I'm back from Origami USA 2014, three days of folding and more folding in New York. It was, indeed, interesting to see how that fandom is similar to and different form SF, anime, and comics fandoms. Because all participants are being in some measure artistic/creative, the line between creators and consumers is much
more blurry. As symbol of this, the hospitality area was a large hall filled with tables, where everyone congregated when not in a session -- folding, socializing, networking, teaching each other models and techniques, all activities that also blur together.

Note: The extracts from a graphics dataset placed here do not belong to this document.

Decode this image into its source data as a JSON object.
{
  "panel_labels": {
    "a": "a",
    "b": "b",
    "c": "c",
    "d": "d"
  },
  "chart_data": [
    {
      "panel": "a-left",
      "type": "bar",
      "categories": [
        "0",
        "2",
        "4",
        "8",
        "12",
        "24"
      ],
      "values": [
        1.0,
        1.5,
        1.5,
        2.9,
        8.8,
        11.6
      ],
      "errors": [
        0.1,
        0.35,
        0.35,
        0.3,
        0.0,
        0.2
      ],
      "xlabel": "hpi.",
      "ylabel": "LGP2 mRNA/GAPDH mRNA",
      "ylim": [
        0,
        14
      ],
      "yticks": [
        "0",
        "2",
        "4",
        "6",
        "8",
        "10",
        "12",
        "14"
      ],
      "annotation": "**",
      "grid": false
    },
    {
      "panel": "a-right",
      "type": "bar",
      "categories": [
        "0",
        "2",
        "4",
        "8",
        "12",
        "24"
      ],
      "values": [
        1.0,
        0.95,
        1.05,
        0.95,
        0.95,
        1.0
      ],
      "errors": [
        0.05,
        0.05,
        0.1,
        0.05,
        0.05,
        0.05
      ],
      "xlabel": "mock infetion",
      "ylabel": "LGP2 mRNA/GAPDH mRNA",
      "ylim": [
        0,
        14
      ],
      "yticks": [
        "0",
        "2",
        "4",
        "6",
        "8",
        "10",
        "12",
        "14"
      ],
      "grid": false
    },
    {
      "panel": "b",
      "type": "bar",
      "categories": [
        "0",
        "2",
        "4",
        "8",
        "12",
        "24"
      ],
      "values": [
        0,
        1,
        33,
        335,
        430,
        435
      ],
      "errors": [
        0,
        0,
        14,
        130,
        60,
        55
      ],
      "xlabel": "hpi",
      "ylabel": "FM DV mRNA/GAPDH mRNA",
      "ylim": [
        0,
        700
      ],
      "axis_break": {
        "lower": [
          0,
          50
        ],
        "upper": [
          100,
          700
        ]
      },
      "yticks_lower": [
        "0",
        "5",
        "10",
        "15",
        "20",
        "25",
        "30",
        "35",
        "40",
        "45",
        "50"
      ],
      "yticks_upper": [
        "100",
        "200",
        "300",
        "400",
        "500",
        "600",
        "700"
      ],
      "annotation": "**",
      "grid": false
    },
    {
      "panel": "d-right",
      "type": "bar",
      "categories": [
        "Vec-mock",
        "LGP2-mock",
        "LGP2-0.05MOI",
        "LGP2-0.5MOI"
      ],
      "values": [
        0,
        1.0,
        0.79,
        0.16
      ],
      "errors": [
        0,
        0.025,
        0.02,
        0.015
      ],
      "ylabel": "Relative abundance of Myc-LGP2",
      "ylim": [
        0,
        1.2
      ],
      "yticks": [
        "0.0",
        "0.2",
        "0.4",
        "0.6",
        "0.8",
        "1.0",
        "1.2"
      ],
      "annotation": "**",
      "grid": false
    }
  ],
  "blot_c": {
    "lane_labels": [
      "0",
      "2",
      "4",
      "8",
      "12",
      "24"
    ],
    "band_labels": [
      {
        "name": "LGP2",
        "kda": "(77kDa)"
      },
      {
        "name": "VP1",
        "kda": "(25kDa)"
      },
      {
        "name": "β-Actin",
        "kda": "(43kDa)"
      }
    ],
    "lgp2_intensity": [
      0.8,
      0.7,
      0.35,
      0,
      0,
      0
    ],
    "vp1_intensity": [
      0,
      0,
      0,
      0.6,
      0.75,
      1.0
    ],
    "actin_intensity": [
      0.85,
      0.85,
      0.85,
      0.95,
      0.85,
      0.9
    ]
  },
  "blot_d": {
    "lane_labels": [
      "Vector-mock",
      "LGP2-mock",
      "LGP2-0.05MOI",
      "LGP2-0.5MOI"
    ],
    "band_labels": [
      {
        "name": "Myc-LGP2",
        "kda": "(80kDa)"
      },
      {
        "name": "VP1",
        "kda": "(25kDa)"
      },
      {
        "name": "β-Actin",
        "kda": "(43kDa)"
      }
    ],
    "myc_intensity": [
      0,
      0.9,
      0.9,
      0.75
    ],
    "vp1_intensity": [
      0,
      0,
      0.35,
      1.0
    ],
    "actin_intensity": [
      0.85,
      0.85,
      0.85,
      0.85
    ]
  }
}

A very strong ethos of sharing and teaching other. Passing it on. Yes, SF writers do this, but teaching is the fundamental interaction between folders. Also: many, many children. Roughly twice as many boys as girls, but the proportions were roughly the same for both pre-teens and teens. Adults, roughly equal men and women -- it was hard to judge exactly, as the non-participating guardians for younger children were overwhelmingly mothers rather than fathers.
Speaking of teaching, I attended formal sessions for learning six models, which I will share ( under a cut because many pictures )
Oh, but I do have to share this one photo from the exhibit hall: "witch girl" by Mitsugu Otani:
I think Studio Ghibli fans can supply names to that witch and that cat. And all of us, several superlative adjectives to the designer for folding this from a single (very large) square of paper.
---L. Subject quote from "Atalanta in Calydon," Algernon Charles Swinburne.